Sections 5.6 and 5.7 are of particular interest to me because they address worries that also exist for dialectical alignment. Specifically, both debate and dialectic may fail to converge with debate failing to converge by new statements causing the judge to continually flip answer choice and dialectic by failing to converge on a synthesis that gets more likely as it incorporates more evidence. Alas, much as I don't have a general solution for the convergence problem in dialectic, neither do the authors offer one for debate.
I come away from sections 4 and 5 even less certain that debate is likely to work.
6 Refinements and variations on debate
I'm excited by the proposals in this section, especially 6.2 since it allows the kind of information sharing I'm hoping AI can take advantage of via dialectic and 6.4 since it reduces some of the impact from debate incentives to lie. My suspicion is that there is a sense in which I can build on the idea of debate as presented to better describe my own ideas about dialectic alignment.
7 Approximate equivalence with amplification
Not much to say here: debate and amplification are similar but with important implementation differences, yet nevertheless operate on many of the same principles. Dialectic alignment would be similar too but removes the adversarial component from debate and replaces amplification/distillation with the thesis-antithesis-synthesis cycle.
8 Conclusions and future work
The authors encourage readers to search for alignment proposals similar to amplification and debate; I happen to think dialectic fits this bill and offers benefits but I'll have to make that case more fully elsewhere.
Having read the whole paper now I remain concerned that debate is not likely to be useful for alignment. Aside from the adversarial training issues that to me seem likely to produce agents optimized for things other than human values in the service of winning debate even if it is constrained by being judged by humans, debate also lacks in itself a way to encourage agents to update on information and prefer developing arguments that allow it to win. To be fair the authors seem aware of this and acknowledge that debate would need to be combined with other methods in order to provide a complete alignment solution, and in this light it does seem perhaps reasonable that if we engineer our way to alignment rather than prove our way to it debate may help address some subproblems in alignment that are not as well addressed by other methods.

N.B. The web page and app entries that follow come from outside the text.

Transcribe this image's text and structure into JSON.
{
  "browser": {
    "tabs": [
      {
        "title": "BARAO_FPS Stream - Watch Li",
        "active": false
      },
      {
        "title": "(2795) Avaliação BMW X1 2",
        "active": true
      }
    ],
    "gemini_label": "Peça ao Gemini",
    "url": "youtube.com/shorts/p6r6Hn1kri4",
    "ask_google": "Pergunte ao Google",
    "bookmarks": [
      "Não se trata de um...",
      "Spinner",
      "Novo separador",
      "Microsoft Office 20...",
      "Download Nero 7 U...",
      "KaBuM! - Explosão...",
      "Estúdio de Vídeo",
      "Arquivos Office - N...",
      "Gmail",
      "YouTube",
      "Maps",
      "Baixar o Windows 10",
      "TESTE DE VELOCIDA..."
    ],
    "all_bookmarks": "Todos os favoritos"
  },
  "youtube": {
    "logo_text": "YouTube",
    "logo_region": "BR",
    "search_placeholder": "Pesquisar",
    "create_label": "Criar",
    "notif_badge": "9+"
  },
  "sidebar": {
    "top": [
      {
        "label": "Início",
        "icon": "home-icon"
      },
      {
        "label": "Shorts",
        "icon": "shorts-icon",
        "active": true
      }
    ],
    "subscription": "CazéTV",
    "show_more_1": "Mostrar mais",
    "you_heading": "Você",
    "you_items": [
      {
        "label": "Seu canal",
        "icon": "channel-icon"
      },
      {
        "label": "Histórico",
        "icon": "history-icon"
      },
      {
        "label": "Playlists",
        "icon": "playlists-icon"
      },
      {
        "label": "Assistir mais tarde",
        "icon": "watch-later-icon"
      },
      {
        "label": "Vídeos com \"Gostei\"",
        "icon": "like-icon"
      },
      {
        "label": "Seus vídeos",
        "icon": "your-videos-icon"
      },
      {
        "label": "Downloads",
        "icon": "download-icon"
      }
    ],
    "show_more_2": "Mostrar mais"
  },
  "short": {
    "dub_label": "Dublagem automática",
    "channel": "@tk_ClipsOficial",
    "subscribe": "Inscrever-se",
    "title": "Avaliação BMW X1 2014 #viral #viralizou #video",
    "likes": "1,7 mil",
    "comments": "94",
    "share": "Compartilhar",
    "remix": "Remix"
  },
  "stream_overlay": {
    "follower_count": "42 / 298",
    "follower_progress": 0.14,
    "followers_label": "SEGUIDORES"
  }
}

Strangely I find reading about debate makes me feel a bit more confident that amplification and Paul et al.'s approach to alignment at OpenAI is likely to work, keeping in mind I've recently been flip-flopping a bit on my assessment of it (cf. my recent assessment of existing alignment programs and my comments on Stuart's thoughts on amplification). I'm not sure if this says more about my uncertainty around what Paul et al. are attempting or reflects high-variance updates based on developments in their program, but it is worth noting if you're looking to my assessments as evidence about their program. Hopefully I will have more to say soon about dialectical AI alignment so it can be more fully evaluated in comparison to ideas like debate and amplification.